Between March and June 2024, the IFoA ran a hugely successful thought leadership webinar series on artificial intelligence. The series drew on expertise from the worlds of policy, science, academia, and financial services to demystify AI and its growing role in society. The series also sought to tackle the big debates around AI and set out the work we as an organisation are undertaking in this space in the interests of actuaries.
The first three events, focusing on how to use AI responsibly, its ethics and regulation as well as international approaches to technology, attracted a combined live audience of almost 1,000 attendees and featured distinguished speakers from the Ada Lovelace Institute and the Alan Turing Institute to the Responsible Technology Unit within the UK Government.
Our fourth and final webinar was a technical session deep diving into what the increased prevalence of AI means for actuaries and their work specifically. Speakers included Matthew Edwards, Atreyee Bhattacharyya, Catherine Drummond and Dr Alexey Mashechkin.
You can watch this session, and all other sessions, back on the IFoA’s Virtual Learning Environment.
In June, IFoA President-elect Kartina Tahir Thomson addressed the Nigerian Actuarial Association conference on AI. While recognising that AI will change the role of actuaries in the future, Tahir Thomson emphasised that rather than this viewing this as something to fear, embracing the technology would be fundamental to strengthening and showcasing the skills of actuaries in the future. She added that, in adopting a ‘growth mindset’ to the technology, there are opportunities for actuaries to shape how AI is utilised in, and how it could augment actuarial work, from data processing, model calibration and predictive analytics.
In raising the International Actuarial Association’s ongoing global review of AI education, the President-elect also called for the development of enhanced curricula and training models for actuaries to include AI, to ensure that the skills actuaries of the future will need in the AI domain are considered. The matter of keeping up with the rapid pace of change in the technology was also recognised as key component of future proofing how actuaries certify under IFoA qualifications.
On professionalism and code of conduct, the President-elect expressed that the high standards actuaries operate under will not change with AI, stating that ‘AI professionalism’ would be key to building and maintaining confidence in the actuarial professional in an AI context. This would, Tahir Thomson emphasised, enable actuaries to use AI to develop new products and services on an ethical basis.
Finally, on the governance of the use of AI by actuaries in their work – Tahir Thomson said that creating safe and responsible uses of AI could only be achieved with a “good governance framework in place.” The President-elect noted that the IAA has begun work on governance, which includes developing principles of AI adoption by actuaries and facilitating dialogue with the relevant regulators.
Whilst artificial intelligence did not feature as an issue in the core general election campaign, it did emerge as a policy area in the major parties’ manifestos, with each offering distinctive and contrasting visions. With Labour winning a decisive victory on 4 July, their return to power signals a significant step change in the previous Government’s pro-innovation, sector-by-sector regulatory approach to the rapidly growing technology.

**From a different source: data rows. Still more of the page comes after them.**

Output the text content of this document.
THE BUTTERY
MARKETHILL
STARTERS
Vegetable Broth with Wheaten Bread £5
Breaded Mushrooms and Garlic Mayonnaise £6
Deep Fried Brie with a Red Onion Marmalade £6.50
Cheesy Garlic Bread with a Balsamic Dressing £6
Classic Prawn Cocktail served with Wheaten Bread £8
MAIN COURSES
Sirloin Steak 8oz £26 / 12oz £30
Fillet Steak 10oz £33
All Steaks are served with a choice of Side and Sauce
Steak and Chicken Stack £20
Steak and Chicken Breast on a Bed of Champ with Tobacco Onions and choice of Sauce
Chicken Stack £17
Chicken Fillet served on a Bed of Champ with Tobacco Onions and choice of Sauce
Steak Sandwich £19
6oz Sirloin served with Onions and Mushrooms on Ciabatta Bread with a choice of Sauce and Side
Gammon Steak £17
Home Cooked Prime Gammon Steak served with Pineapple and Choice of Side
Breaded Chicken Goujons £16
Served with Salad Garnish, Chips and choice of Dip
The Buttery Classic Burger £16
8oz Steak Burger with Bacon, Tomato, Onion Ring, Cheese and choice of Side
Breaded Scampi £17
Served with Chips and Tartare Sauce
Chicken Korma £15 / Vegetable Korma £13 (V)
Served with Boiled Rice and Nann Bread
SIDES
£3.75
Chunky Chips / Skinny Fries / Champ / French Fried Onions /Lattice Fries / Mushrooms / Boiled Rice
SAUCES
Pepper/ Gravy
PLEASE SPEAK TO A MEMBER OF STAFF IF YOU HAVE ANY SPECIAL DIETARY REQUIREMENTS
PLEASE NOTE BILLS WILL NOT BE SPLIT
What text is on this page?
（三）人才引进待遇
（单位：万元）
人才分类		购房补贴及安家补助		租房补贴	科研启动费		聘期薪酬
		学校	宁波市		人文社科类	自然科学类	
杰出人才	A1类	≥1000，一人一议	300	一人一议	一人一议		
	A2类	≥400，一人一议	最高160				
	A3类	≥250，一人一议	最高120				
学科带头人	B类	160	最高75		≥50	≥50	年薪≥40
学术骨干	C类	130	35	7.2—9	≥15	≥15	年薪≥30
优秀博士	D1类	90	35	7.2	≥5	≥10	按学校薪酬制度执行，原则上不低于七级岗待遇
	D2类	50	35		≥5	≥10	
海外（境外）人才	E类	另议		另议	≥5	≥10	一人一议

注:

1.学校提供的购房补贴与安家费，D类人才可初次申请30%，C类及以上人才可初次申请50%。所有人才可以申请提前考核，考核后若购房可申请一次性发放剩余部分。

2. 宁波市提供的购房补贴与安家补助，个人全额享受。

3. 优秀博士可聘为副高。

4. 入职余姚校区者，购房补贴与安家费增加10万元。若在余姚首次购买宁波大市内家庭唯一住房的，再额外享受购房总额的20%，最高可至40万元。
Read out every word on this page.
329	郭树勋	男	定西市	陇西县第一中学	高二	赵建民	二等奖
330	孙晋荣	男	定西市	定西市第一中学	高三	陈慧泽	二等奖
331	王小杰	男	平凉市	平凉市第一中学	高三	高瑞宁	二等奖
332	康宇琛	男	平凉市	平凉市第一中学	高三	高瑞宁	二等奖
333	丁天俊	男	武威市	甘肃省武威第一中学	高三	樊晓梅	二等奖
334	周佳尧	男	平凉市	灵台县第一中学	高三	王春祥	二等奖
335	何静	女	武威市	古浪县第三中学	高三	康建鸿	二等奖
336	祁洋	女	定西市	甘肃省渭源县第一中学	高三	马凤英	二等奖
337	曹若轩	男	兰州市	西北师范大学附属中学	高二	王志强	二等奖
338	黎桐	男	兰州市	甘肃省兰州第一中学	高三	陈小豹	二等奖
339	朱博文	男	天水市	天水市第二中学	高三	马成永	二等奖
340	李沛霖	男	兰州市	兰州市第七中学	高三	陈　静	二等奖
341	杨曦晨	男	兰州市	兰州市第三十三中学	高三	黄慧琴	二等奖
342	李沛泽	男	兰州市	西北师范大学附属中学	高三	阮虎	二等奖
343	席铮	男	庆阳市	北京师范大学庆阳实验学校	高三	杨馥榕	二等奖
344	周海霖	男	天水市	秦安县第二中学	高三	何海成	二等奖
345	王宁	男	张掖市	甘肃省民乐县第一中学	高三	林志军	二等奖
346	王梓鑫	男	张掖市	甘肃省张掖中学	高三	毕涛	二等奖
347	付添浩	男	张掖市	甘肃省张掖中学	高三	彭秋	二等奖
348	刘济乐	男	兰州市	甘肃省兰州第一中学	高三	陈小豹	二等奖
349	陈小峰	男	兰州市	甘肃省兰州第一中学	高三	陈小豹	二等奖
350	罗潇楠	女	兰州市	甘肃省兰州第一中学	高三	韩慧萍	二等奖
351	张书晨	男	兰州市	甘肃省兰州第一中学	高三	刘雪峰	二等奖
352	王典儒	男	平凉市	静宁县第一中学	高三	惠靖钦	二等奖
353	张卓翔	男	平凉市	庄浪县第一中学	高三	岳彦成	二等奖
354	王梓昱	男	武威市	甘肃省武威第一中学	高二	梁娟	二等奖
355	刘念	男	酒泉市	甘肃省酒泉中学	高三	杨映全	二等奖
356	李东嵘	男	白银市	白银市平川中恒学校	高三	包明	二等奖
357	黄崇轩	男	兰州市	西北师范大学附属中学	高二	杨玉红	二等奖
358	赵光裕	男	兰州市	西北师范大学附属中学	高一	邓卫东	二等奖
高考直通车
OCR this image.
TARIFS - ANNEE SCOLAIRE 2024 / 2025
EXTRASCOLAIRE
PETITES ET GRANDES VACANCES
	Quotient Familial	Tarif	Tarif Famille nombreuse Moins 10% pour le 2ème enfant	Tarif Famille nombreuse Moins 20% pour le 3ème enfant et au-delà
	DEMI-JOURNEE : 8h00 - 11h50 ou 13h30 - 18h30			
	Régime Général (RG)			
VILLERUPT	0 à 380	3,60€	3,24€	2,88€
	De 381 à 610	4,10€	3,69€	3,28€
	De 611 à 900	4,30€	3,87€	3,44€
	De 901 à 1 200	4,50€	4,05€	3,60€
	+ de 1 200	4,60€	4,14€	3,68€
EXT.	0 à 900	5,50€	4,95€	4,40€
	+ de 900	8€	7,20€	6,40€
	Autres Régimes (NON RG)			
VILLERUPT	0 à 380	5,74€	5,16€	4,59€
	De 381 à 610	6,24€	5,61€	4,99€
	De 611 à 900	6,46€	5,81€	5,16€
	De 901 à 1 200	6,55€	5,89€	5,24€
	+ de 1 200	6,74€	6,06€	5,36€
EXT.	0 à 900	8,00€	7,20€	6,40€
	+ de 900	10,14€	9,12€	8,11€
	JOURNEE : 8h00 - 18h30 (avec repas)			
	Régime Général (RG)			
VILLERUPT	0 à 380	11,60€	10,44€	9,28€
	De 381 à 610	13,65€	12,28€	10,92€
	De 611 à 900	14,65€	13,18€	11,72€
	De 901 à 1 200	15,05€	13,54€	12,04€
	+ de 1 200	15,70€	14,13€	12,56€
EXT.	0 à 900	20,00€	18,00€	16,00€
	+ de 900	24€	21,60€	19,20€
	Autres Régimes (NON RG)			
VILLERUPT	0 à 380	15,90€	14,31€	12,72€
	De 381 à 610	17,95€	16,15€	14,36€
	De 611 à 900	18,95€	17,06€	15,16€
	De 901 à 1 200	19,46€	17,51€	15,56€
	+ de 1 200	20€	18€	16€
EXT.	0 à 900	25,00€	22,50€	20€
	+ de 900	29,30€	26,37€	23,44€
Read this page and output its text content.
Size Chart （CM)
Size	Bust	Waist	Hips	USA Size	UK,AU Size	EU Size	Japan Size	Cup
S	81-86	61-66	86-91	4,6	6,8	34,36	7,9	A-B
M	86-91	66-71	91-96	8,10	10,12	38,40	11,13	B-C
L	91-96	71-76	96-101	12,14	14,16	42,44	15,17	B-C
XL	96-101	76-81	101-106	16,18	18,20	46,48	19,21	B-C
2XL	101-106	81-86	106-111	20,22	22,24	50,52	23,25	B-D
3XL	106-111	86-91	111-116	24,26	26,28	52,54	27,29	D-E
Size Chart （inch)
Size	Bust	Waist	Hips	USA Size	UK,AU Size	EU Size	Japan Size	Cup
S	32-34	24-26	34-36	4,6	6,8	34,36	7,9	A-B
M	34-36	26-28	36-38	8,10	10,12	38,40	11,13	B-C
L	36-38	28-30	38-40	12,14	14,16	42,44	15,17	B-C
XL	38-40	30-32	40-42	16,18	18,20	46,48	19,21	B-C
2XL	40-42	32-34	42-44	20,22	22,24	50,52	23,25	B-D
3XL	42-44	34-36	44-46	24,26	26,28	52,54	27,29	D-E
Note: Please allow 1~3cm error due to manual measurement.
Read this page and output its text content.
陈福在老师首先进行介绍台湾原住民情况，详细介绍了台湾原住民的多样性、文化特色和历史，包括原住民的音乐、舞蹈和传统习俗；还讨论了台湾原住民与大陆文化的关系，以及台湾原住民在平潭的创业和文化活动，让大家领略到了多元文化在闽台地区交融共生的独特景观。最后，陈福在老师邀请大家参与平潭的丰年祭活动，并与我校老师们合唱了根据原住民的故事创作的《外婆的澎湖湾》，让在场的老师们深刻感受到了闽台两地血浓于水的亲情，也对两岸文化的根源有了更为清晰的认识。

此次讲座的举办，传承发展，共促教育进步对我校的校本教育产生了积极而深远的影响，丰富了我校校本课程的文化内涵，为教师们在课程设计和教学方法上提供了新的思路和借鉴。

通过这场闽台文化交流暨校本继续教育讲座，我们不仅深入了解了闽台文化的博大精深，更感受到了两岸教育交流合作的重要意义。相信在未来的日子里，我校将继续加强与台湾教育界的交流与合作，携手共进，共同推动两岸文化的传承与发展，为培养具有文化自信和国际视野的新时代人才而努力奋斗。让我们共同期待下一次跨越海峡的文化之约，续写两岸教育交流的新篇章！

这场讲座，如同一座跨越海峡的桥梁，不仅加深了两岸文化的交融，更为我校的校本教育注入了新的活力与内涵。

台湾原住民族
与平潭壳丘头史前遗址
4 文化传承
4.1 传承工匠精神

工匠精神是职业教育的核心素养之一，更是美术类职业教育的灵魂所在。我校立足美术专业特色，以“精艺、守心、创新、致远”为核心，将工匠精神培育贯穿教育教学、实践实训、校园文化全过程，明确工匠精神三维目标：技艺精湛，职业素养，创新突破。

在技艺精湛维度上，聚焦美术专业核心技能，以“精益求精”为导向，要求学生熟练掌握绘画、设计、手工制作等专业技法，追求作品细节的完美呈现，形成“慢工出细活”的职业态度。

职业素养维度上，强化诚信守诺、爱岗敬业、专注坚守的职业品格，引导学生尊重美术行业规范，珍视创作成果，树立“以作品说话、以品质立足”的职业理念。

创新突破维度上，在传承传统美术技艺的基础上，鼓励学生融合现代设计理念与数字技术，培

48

In contrast, Labour’s manifesto claims that regulators are “ill-equipped” to keep up with the rapid innovation and development of AI to provide effective sector-by-sector regulation as advocated by the previous Conservative government. To remedy this, Labour has said it will introduce “binding regulation” via legislation on the most powerful and largest companies developing AI models. This new regulatory framework will be overseen through the incorporation of a new Regulatory Innovation Office. Labour’s plans arguably represent a step more in line with the EU’s precautionary principle where regulation of AI is concerned.
On 21 and 22 May, the UK Government co-hosted the Seoul AI Safety Summit with the Republic of Korea. The second meeting of international governments, AI companies, academia and civil society aimed to build on the work of the first AI Safety Summit in Bletchley Park back in November 2023.
Discussions focused on AI safety, addressing the full spectrum of capabilities of most advanced AI models, building on agreements made in the first summit and pursuing wider agreements including commitments from developers on AI safety. Countries and industry leaders converged on the critical priorities of safety, innovation and inclusivity.
The summit concluded with 27 countries and the EU agreeing to the Seoul Ministerial Statement, which sees signatory nations agreeing to develop shared risk thresholds for frontier AI development and deployment, including agreeing when model capabilities could pose ‘severe risk’ without appropriate mitigations.
Furthermore, an agreement between 10 countries and the EU committed those nations to collaborating to launch an international network of publicly backed AI Safety Institutes, after the launch of the UK’s last year in a world-first. The network will aim to build “complementary and interoperability” between their technical work and approach to AI safety.
Participating countries have now set an ambition of developing further proposals to safeguard the development of AI alongside non-Government actors ahead of the AI action summit due to be hosted by France later this year.